The "results\_summary(n)" function gives us access to the n best models. It's useful to look at a few because often the differences are minimal, and a smaller model might be preferable! Note that the "number of units" parameter would have a value assigned to it for each layers (even if the number of layers is smaller in that particular realization).

In [None]:
tuner.results_summary(6)

The losses of the first few models are very similar, suggesting that 1. as usual, we need to do some form of cross-validation to be able to come up with a ranking, and 2. With 3-5 layers and a few hundred neurons per layer, the exact configuration doesn't matter too much.

In [None]:
best_hps = tuner.get_best_hyperparameters()[0] #choose first model

In [None]:
best_hps.get('learning_rate')

In [None]:
best_hps.get('num_layers')

In [None]:
#Size of layers

print(best_hps.get('units_0'))
print(best_hps.get('units_1'))
print(best_hps.get('units_2'))

In [None]:
model = tuner.hypermodel.build(best_hps) #define model = best model

In [None]:
model.build(input_shape=(None,6)) #build best model (if not fit yet, this will give access to summary)

In [None]:
model.summary()

Now, build a neural net with the optimal hyperparameters.

In [None]:
bestnet = model.fit(Xst_train, y_train, validation_data= (Xst_val, y_val), epochs=100, batch_size=300)

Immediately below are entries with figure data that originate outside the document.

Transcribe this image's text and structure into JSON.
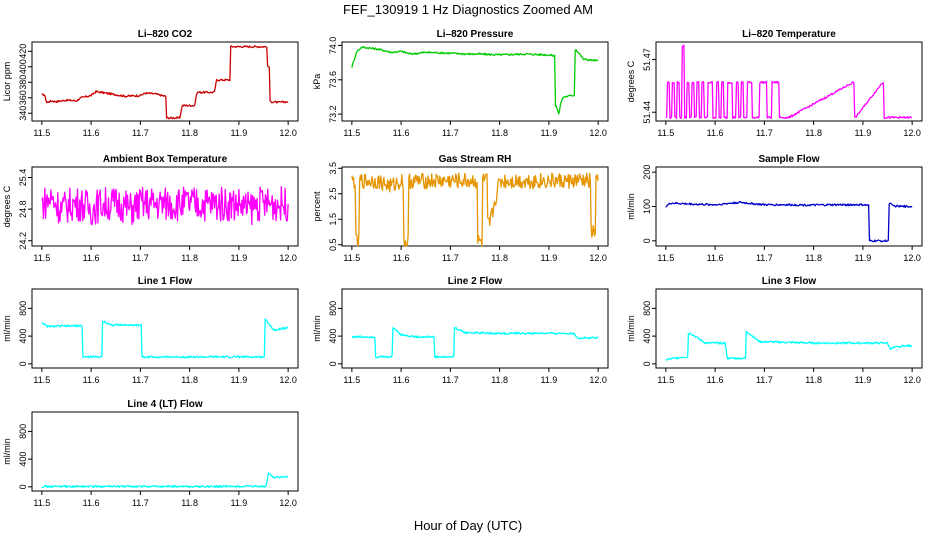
{
  "title": "FEF_130919  1 Hz Diagnostics Zoomed AM",
  "xlabel": "Hour of Day (UTC)",
  "chart_data": [
    {
      "type": "line",
      "title": "Li–820 CO2",
      "ylabel": "Licor ppm",
      "color": "#cc0000",
      "xlim": [
        11.48,
        12.02
      ],
      "ylim": [
        330,
        432
      ],
      "yticks": [
        "340",
        "360",
        "380",
        "400",
        "420"
      ],
      "xticks": [
        "11.5",
        "11.6",
        "11.7",
        "11.8",
        "11.9",
        "12.0"
      ],
      "x": [
        11.5,
        11.505,
        11.51,
        11.52,
        11.53,
        11.55,
        11.57,
        11.58,
        11.6,
        11.61,
        11.63,
        11.65,
        11.67,
        11.7,
        11.71,
        11.73,
        11.75,
        11.755,
        11.78,
        11.785,
        11.81,
        11.815,
        11.85,
        11.855,
        11.88,
        11.885,
        11.92,
        11.955,
        11.96,
        11.965,
        11.98,
        12.0
      ],
      "y": [
        364,
        364,
        354,
        356,
        355,
        357,
        356,
        360,
        363,
        368,
        366,
        364,
        362,
        363,
        366,
        365,
        362,
        334,
        334,
        350,
        350,
        367,
        367,
        383,
        383,
        426,
        426,
        426,
        400,
        355,
        354,
        355
      ]
    },
    {
      "type": "line",
      "title": "Li–820 Pressure",
      "ylabel": "kPa",
      "color": "#00cc00",
      "xlim": [
        11.48,
        12.02
      ],
      "ylim": [
        73.12,
        74.04
      ],
      "yticks": [
        "73.2",
        "73.6",
        "74.0"
      ],
      "xticks": [
        "11.5",
        "11.6",
        "11.7",
        "11.8",
        "11.9",
        "12.0"
      ],
      "x": [
        11.5,
        11.51,
        11.52,
        11.55,
        11.58,
        11.6,
        11.62,
        11.65,
        11.7,
        11.73,
        11.76,
        11.8,
        11.85,
        11.9,
        11.91,
        11.915,
        11.92,
        11.925,
        11.93,
        11.95,
        11.955,
        11.96,
        11.97,
        12.0
      ],
      "y": [
        73.75,
        73.93,
        73.98,
        73.96,
        73.92,
        73.93,
        73.9,
        73.92,
        73.91,
        73.9,
        73.9,
        73.89,
        73.9,
        73.89,
        73.88,
        73.3,
        73.2,
        73.35,
        73.4,
        73.42,
        73.95,
        73.92,
        73.84,
        73.82
      ]
    },
    {
      "type": "line",
      "title": "Li–820 Temperature",
      "ylabel": "degrees C",
      "color": "#ff00ff",
      "xlim": [
        11.48,
        12.02
      ],
      "ylim": [
        51.435,
        51.48
      ],
      "yticks": [
        "51.44",
        "51.47"
      ],
      "xticks": [
        "11.5",
        "11.6",
        "11.7",
        "11.8",
        "11.9",
        "12.0"
      ],
      "x": [
        11.5,
        11.505,
        11.51,
        11.515,
        11.52,
        11.525,
        11.53,
        11.535,
        11.54,
        11.545,
        11.55,
        11.555,
        11.56,
        11.565,
        11.57,
        11.575,
        11.58,
        11.59,
        11.6,
        11.605,
        11.61,
        11.615,
        11.62,
        11.63,
        11.64,
        11.645,
        11.65,
        11.655,
        11.66,
        11.67,
        11.68,
        11.7,
        11.71,
        11.72,
        11.74,
        11.75,
        11.88,
        11.885,
        11.94,
        11.945,
        12.0
      ],
      "y": [
        51.437,
        51.457,
        51.437,
        51.457,
        51.437,
        51.457,
        51.437,
        51.478,
        51.437,
        51.457,
        51.437,
        51.457,
        51.437,
        51.457,
        51.437,
        51.457,
        51.437,
        51.457,
        51.437,
        51.457,
        51.437,
        51.457,
        51.437,
        51.457,
        51.437,
        51.457,
        51.437,
        51.457,
        51.437,
        51.457,
        51.437,
        51.457,
        51.437,
        51.457,
        51.437,
        51.437,
        51.457,
        51.437,
        51.457,
        51.437,
        51.437
      ]
    },
    {
      "type": "line",
      "title": "Ambient Box Temperature",
      "ylabel": "degrees C",
      "color": "#ff00ff",
      "xlim": [
        11.48,
        12.02
      ],
      "ylim": [
        24.1,
        25.6
      ],
      "yticks": [
        "24.2",
        "24.8",
        "25.4"
      ],
      "xticks": [
        "11.5",
        "11.6",
        "11.7",
        "11.8",
        "11.9",
        "12.0"
      ],
      "x": [
        11.5,
        11.52,
        11.54,
        11.56,
        11.58,
        11.6,
        11.62,
        11.64,
        11.66,
        11.68,
        11.7,
        11.72,
        11.74,
        11.76,
        11.78,
        11.8,
        11.82,
        11.84,
        11.86,
        11.88,
        11.9,
        11.92,
        11.94,
        11.96,
        11.98,
        12.0
      ],
      "y": [
        24.9,
        25.0,
        24.8,
        24.9,
        24.9,
        24.8,
        24.9,
        24.9,
        24.9,
        24.8,
        24.9,
        24.9,
        24.9,
        24.9,
        24.9,
        24.9,
        24.9,
        24.9,
        24.9,
        24.9,
        24.9,
        24.8,
        24.9,
        24.9,
        24.9,
        24.9
      ]
    },
    {
      "type": "line",
      "title": "Gas Stream RH",
      "ylabel": "percent",
      "color": "#e69500",
      "xlim": [
        11.48,
        12.02
      ],
      "ylim": [
        0.45,
        3.55
      ],
      "yticks": [
        "0.5",
        "1.5",
        "2.5",
        "3.5"
      ],
      "xticks": [
        "11.5",
        "11.6",
        "11.7",
        "11.8",
        "11.9",
        "12.0"
      ],
      "x": [
        11.5,
        11.505,
        11.51,
        11.52,
        11.55,
        11.58,
        11.6,
        11.61,
        11.62,
        11.65,
        11.7,
        11.72,
        11.75,
        11.76,
        11.77,
        11.78,
        11.8,
        11.85,
        11.9,
        11.95,
        11.98,
        11.99,
        12.0
      ],
      "y": [
        3.0,
        3.0,
        0.6,
        3.0,
        3.0,
        2.8,
        3.0,
        0.6,
        3.0,
        3.0,
        3.0,
        3.0,
        3.0,
        0.6,
        3.0,
        1.3,
        3.0,
        3.0,
        3.0,
        3.0,
        3.0,
        1.0,
        3.0
      ]
    },
    {
      "type": "line",
      "title": "Sample Flow",
      "ylabel": "ml/min",
      "color": "#0000cc",
      "xlim": [
        11.48,
        12.02
      ],
      "ylim": [
        -15,
        215
      ],
      "yticks": [
        "0",
        "100",
        "200"
      ],
      "xticks": [
        "11.5",
        "11.6",
        "11.7",
        "11.8",
        "11.9",
        "12.0"
      ],
      "x": [
        11.5,
        11.51,
        11.55,
        11.6,
        11.65,
        11.7,
        11.75,
        11.8,
        11.85,
        11.9,
        11.91,
        11.915,
        11.95,
        11.955,
        11.96,
        11.98,
        12.0
      ],
      "y": [
        100,
        110,
        107,
        105,
        112,
        105,
        105,
        104,
        105,
        105,
        103,
        0,
        0,
        110,
        102,
        100,
        100
      ]
    },
    {
      "type": "line",
      "title": "Line 1 Flow",
      "ylabel": "ml/min",
      "color": "#00ffff",
      "xlim": [
        11.48,
        12.02
      ],
      "ylim": [
        -60,
        1080
      ],
      "yticks": [
        "0",
        "400",
        "800"
      ],
      "xticks": [
        "11.5",
        "11.6",
        "11.7",
        "11.8",
        "11.9",
        "12.0"
      ],
      "x": [
        11.5,
        11.51,
        11.58,
        11.585,
        11.62,
        11.625,
        11.64,
        11.7,
        11.705,
        11.95,
        11.955,
        11.97,
        12.0
      ],
      "y": [
        600,
        540,
        550,
        100,
        100,
        620,
        560,
        560,
        100,
        100,
        640,
        490,
        520
      ]
    },
    {
      "type": "line",
      "title": "Line 2 Flow",
      "ylabel": "ml/min",
      "color": "#00ffff",
      "xlim": [
        11.48,
        12.02
      ],
      "ylim": [
        -60,
        1080
      ],
      "yticks": [
        "0",
        "400",
        "800"
      ],
      "xticks": [
        "11.5",
        "11.6",
        "11.7",
        "11.8",
        "11.9",
        "12.0"
      ],
      "x": [
        11.5,
        11.545,
        11.55,
        11.58,
        11.585,
        11.6,
        11.63,
        11.665,
        11.67,
        11.705,
        11.71,
        11.73,
        11.8,
        11.9,
        11.95,
        11.96,
        12.0
      ],
      "y": [
        390,
        390,
        100,
        100,
        520,
        420,
        390,
        390,
        100,
        100,
        520,
        450,
        440,
        440,
        440,
        370,
        380
      ]
    },
    {
      "type": "line",
      "title": "Line 3 Flow",
      "ylabel": "ml/min",
      "color": "#00ffff",
      "xlim": [
        11.48,
        12.02
      ],
      "ylim": [
        -60,
        1080
      ],
      "yticks": [
        "0",
        "400",
        "800"
      ],
      "xticks": [
        "11.5",
        "11.6",
        "11.7",
        "11.8",
        "11.9",
        "12.0"
      ],
      "x": [
        11.5,
        11.535,
        11.54,
        11.55,
        11.58,
        11.62,
        11.625,
        11.66,
        11.665,
        11.69,
        11.8,
        11.9,
        11.95,
        11.955,
        11.98,
        12.0
      ],
      "y": [
        60,
        100,
        100,
        440,
        300,
        300,
        80,
        80,
        460,
        320,
        300,
        300,
        300,
        220,
        260,
        260
      ]
    },
    {
      "type": "line",
      "title": "Line 4 (LT) Flow",
      "ylabel": "ml/min",
      "color": "#00ffff",
      "xlim": [
        11.48,
        12.02
      ],
      "ylim": [
        -60,
        1080
      ],
      "yticks": [
        "0",
        "400",
        "800"
      ],
      "xticks": [
        "11.5",
        "11.6",
        "11.7",
        "11.8",
        "11.9",
        "12.0"
      ],
      "x": [
        11.5,
        11.955,
        11.96,
        11.97,
        12.0
      ],
      "y": [
        5,
        5,
        200,
        140,
        140
      ]
    }
  ]
}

We can also look at the train vs validation curves for the optimal model found by the tuner.

In [None]:
plt.plot(bestnet.history['loss'], label = 'train')
plt.plot(bestnet.history['val_loss'],'-.m', label = 'validation')
plt.ylabel('Loss', fontsize = 14)
plt.xlabel('Epoch', fontsize = 14)
plt.ylim(0,0.1)
plt.legend(loc='upper right', fontsize = 12)
plt.legend(fontsize = 12);
#plt.savefig('OptimalNN_Photoz.png',dpi=300)

Finally, we report test scores for all the metrics of interest (MSE, OLF, NMAD):

In [None]:
model.evaluate(Xst_test, y_test)

In [None]:
ypred = model.predict(Xst_test)

#Calculate OLF

print('OLF', len(np.where(np.abs(y_test-ypred)>0.15*(1+y_test))[0])/len(y_test))

#Calculate Normalized Median Absolute Deviation (NMAD)

print('NMAD', 1.48*np.median(np.abs(y_test-ypred)/(1 + y_test)))

These numbers have somewhat improved, compared to the baseline model; note that whether improvement is significant should be determined via cross validation.